The commandment that the women observed, which is repeated in different ways throughout the Torah, was to be an outward expression of God’s covenant with the people of Israel: “Above all you shall keep my Sabbaths,” says God to Israel, “for this is a sign (אות; ‘ot) between me and you throughout your generations, that you may know that I, the Lord, make you holy (מקדשכם; meqadishkhem)” (Exodus 13:31). In the Bible, a “sign” is a public, visible marker that others can see and comprehend (e.g., Gen 1:14; 4:15; 9:12; 17:11; Exod 3:12; 4:8-9). In the case of Sabbath, God says that this day of collective rest “is a sign (אות) between me and the children of Israel forever” (Exodus 31:17). This sign was a marker of Jewish identity that could be seen by all the other nations among whom Israel lived; by it, the chosen people were made “holy” (קדש; qadosh) or “separate” from Gentiles.
When Jesus rests in the ground on the Sabbath, his earthly life ends the same way it had begun: with the fulfillment of a Jewish identity marker.

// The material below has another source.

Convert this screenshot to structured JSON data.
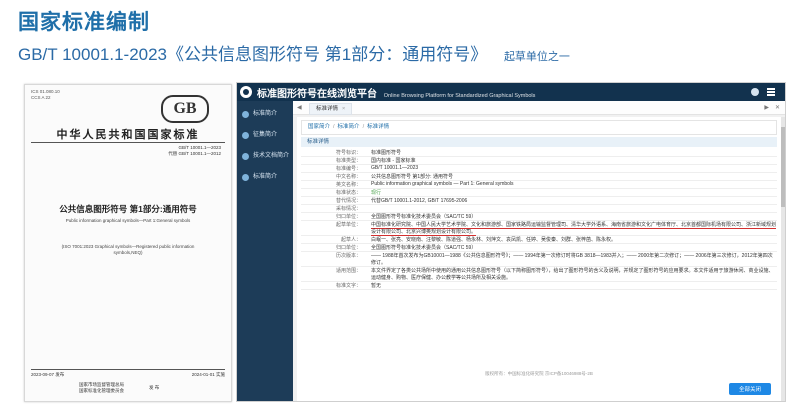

Just as the Sabbath is said to be a “sign” (אות) between God and Israel, so is circumcision. The Lord tells Abraham, “This is my covenant that you shall keep, between me and you and your offspring after you: every male among you shall be circumcised. And you shall circumcise the flesh of your foreskin, and it shall be a sign (אות) between me and you” (Genesis 17:10-11). The ritual of circumcision was to take place when an infant was “eight days old” (Gen 17:12; cf. Leviticus 12:3), and Luke says of Yeshua that “at the end of eight days, when he was circumcised, he was called Jesus” (Lk 2:21). The Messiah of Israel takes on a covenantal “sign” both at the beginning and end of his life, which reminds Gospel readers that Jesus’ resurrection is a response to the divine promises made to his Jewish ancestors. As Paul puts it, Yeshua was “a servant to the circumcised to show God’s truthfulness, in order to confirm the promises given to the ancestors, and in order that the Gentiles might glorify God for his mercy” (Romans 15:8-9).